Terminamos y volvimos a la habitación para despedirnos. Él se iría al trabajo, yo a explorar la pequeña ciudad a donde decidí acompañarlo para encerrarme a escribir una nueva novela. Beso, abrazo y “hoy llego tarde, tengo una cena imperdible”. Hasta luego. Suspiré. Puerta cerrada. Tenía doce horas de soledad por delante.

La vida entera

Me lavé los dientes, agarré mi backpack con algo de dinero, cepillo y lentes de sol. Salí. El viento elevaba las faldas de mi vestido. Caminé hacia el río, caudaloso y de azul inverosímil para una habitante de un país de ríos como cloacas. Ahí te vi por primera vez, eras un gigante de nieve, rubio, ojos cafés. Guten morgen, saludaste. Hello, respondí.

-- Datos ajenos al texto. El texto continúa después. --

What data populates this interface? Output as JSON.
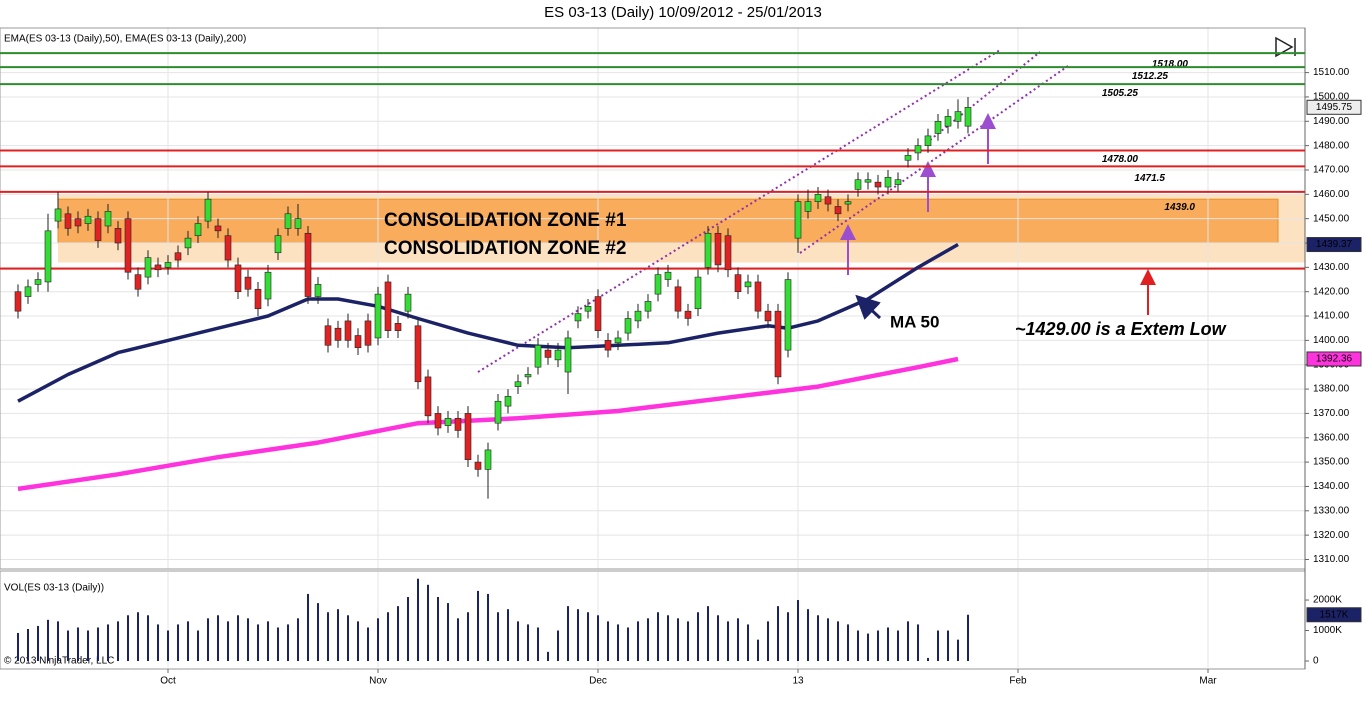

Tu acento entre alemán e inglés me dificultaba entenderte; el mío entre español y algo parecido al inglés te dificultaba entenderme. Caminamos juntos por el sendero para los exploradores de las montañas durante tres horas, nos contamos la vida entera. Así supe que aún me pertenecían las palabras, nada más me hacía falta hallar a un interlocutor interesado en escucharlas.

Nos besamos en las esquinas de los edificios. Me llevaste a tu casa, convertimos tu estancia en terreno de vendaval, me dijiste en alemán cientos de palabras que no recuerdo, te dije en español cientos de palabras que seguro no recuerdas, dibujaste en mi espalda un pentagrama para escribir la música de esta memoria.

Me acompañaste a la puerta de mi hotel. Nuestras manos se negaban a poner aire de por medio, el hallazgo era demasiado perfecto. Un beso y otro beso y otro beso después vimos que se acercaban las luces de una camioneta conocida. Llegó el momento de decirte auf wiedersehen.

Y como cantó Ricky Martin, “la vida debe de continuar/ pero sin ti/ todo se quedó por la mitad”.